Practical Advice for Indian Advocates

  • If a court issues a show cause notice about your filings, respond promptly and fully — silence is never a safe option and will typically result in a worse outcome than a candid acknowledgment and explanation.
  • The CLE requirement imposed here is likely to become a standard sanction remedy in AI-hallucination cases — proactively complete accredited CLE or professional training on AI use in legal practice now, before courts make it a punitive requirement.
  • When you cannot locate a case you cited in an already-filed brief, file a correction or notice of errata immediately — courts look more favourably on self-correction than on silence followed by exposure.

Quick Takeaways

  • Failing to respond to a court’s show cause order compounds an AI-hallucination violation and ensures maximum sanction severity.
  • Courts now routinely combine monetary sanctions with affirmative requirements: CLE completion, State Bar referral, service on the client, and docket filings certifying compliance.
  • The affirmative duty to verify case citations before filing is well-established and enforced — AI-generated research requires an independent verification step that many attorneys are currently skipping.
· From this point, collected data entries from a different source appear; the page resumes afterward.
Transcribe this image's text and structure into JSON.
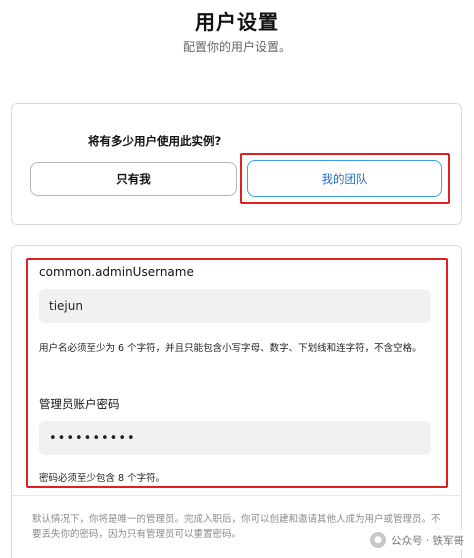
{
  "header": {
    "title": "用户设置",
    "subtitle": "配置你的用户设置。"
  },
  "usage": {
    "question": "将有多少用户使用此实例?",
    "options": [
      {
        "label": "只有我",
        "selected": false
      },
      {
        "label": "我的团队",
        "selected": true
      }
    ]
  },
  "form": {
    "username_label": "common.adminUsername",
    "username_value": "tiejun",
    "username_hint": "用户名必须至少为 6 个字符，并且只能包含小写字母、数字、下划线和连字符，不含空格。",
    "password_label": "管理员账户密码",
    "password_value": "••••••••••",
    "password_hint": "密码必须至少包含 8 个字符。",
    "footnote": "默认情况下，你将是唯一的管理员。完成入职后，你可以创建和邀请其他人成为用户或管理员。不要丢失你的密码，因为只有管理员可以重置密码。"
  },
  "watermark": {
    "text": "公众号 · 铁军哥"
  },
  "colors": {
    "highlight_red": "#e02020",
    "selected_blue": "#3ba3e6",
    "input_bg": "#f1f1f1"
  }
}
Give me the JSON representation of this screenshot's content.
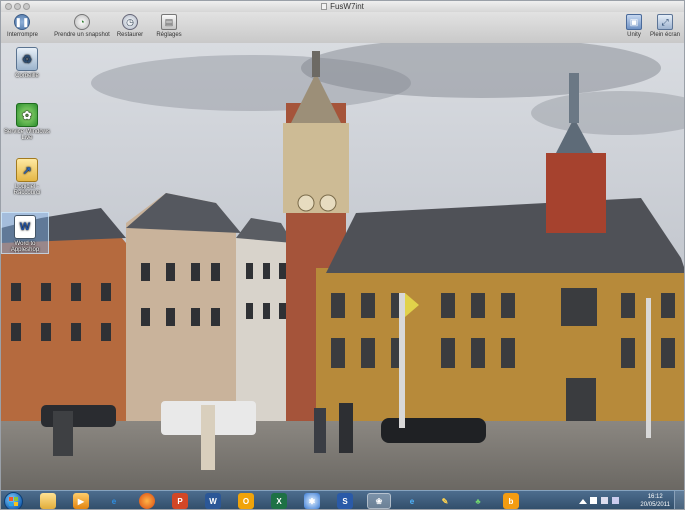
{
  "window": {
    "title": "FusW7int"
  },
  "toolbar": {
    "left_buttons": [
      {
        "label": "Interrompre",
        "icon": "pause-icon"
      },
      {
        "label": "Prendre un snapshot",
        "icon": "snapshot-icon"
      },
      {
        "label": "Restaurer",
        "icon": "restore-icon"
      },
      {
        "label": "Réglages",
        "icon": "settings-icon"
      }
    ],
    "right_buttons": [
      {
        "label": "Unity",
        "icon": "unity-icon"
      },
      {
        "label": "Plein écran",
        "icon": "fullscreen-icon"
      }
    ]
  },
  "desktop_icons": [
    {
      "label": "Corbeille",
      "icon": "recycle-bin-icon"
    },
    {
      "label": "Service Windows Live",
      "icon": "windows-live-icon"
    },
    {
      "label": "Logiciel - Raccourci",
      "icon": "folder-shortcut-icon"
    },
    {
      "label": "Word to Appleshop",
      "icon": "word-doc-icon"
    }
  ],
  "taskbar": {
    "items": [
      "explorer-folder-icon",
      "media-player-icon",
      "internet-explorer-icon",
      "firefox-icon",
      "powerpoint-icon",
      "word-icon",
      "outlook-icon",
      "excel-icon",
      "network-icon",
      "onenote-icon",
      "windows-live-messenger-icon",
      "windows-live-icon",
      "paint-icon",
      "msn-icon",
      "bing-icon"
    ],
    "clock": {
      "time": "16:12",
      "date": "20/05/2011"
    }
  },
  "colors": {
    "taskbar": "#3a5878",
    "toolbar": "#d6d6d6",
    "accent": "#1d64b4"
  }
}
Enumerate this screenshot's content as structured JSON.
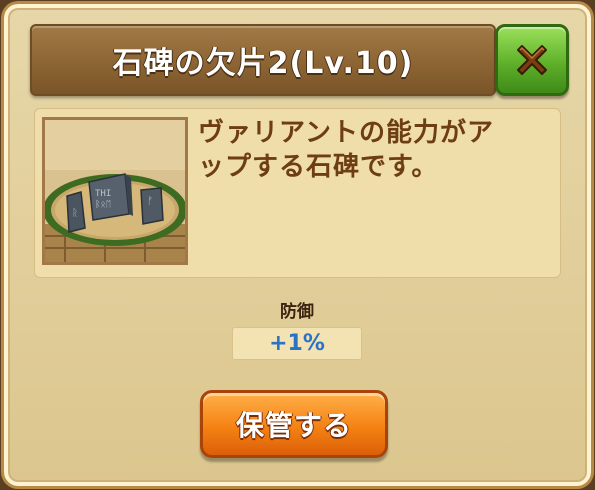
{
  "dialog": {
    "title": "石碑の欠片2(Lv.10)",
    "description_line1": "ヴァリアントの能力がア",
    "description_line2": "ップする石碑です。"
  },
  "stat": {
    "label": "防御",
    "value": "+1%"
  },
  "buttons": {
    "store_label": "保管する",
    "close_icon": "close-x-icon"
  },
  "item": {
    "icon": "stone-monument-icon"
  },
  "colors": {
    "accent_green": "#5fb02a",
    "accent_orange": "#f58214",
    "title_brown": "#8b6333",
    "description_text": "#6d3d14",
    "stat_value": "#2a72c6"
  }
}
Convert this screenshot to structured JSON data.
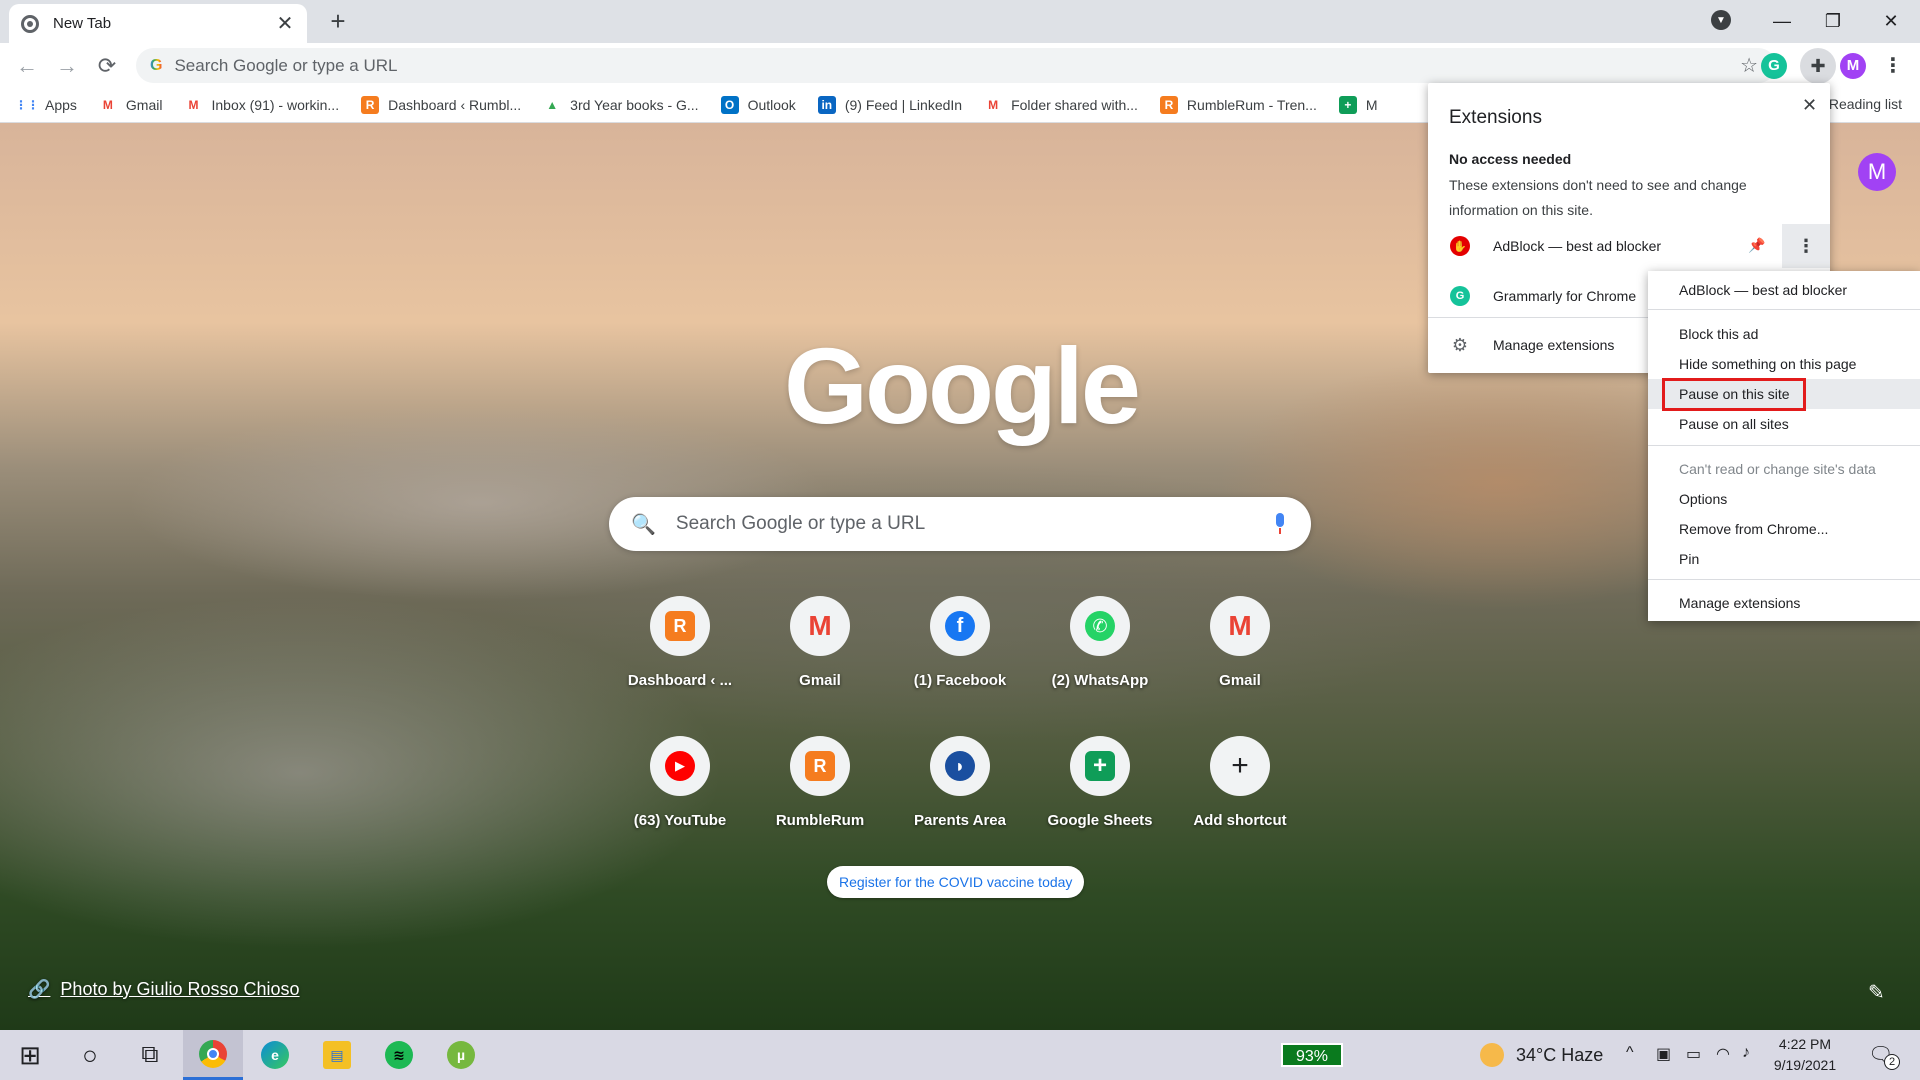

Deep Dive: The Show Cause Response — Why Transparency Beats Silence in AI-Hallucination Cases

The Gregoire v. BART case raises a question that confronts every attorney who receives a show cause order: what is the best response strategy? The history of AI-hallucination sanction cases suggests a clear answer: full transparency, coupled with a credible remediation plan, consistently produces better outcomes than silence, deflection, or minimisation.

Consider the contrasting outcomes in the cases the Gregoire court cited in its legal standard analysis. In Gentry v. Thompson (E.D. La. 2026), the junior attorney who used ChatGPT appeared at the show cause hearing, took full responsibility, apologised sincerely, and was sanctioned only $250. His supervisor, who was less forthcoming, was sanctioned $1,000. In Tercero v. Sacramento Logistics (E.D. Cal. 2025), the attorney attributed errors to stress and caretaking responsibilities — a partial explanation that the court still found sanctionable but treated as a mitigating factor. In each of these cases, an engaged, honest response to the show cause process produced a calibrated response from the court.

Barsotti’s complete silence produced the worst possible outcome: the court had no mitigating information, could not assess genuine contrition or any understanding of the problem, and was left with only the evidence of the violation itself. The result was the maximum sanction proportionate to the violation, a State Bar referral, mandatory CLE, and a public sanctions order that will follow her professional career.

The structural lesson is this: a show cause order in an AI-hallucination case is an opportunity to demonstrate professional responsibility, not a legal threat to be avoided. Courts are, in these cases, genuinely interested in understanding whether the attorney recognises the problem, is committed to preventing recurrence, and understands the professional obligations at stake. An attorney who demonstrates those qualities will almost always receive a sanction that is proportionate and forward-looking. An attorney who treats the show cause order as something to ignore will receive a sanction that is punitive and retrospective — and will also face a State Bar referral that the court might otherwise have chosen not to make.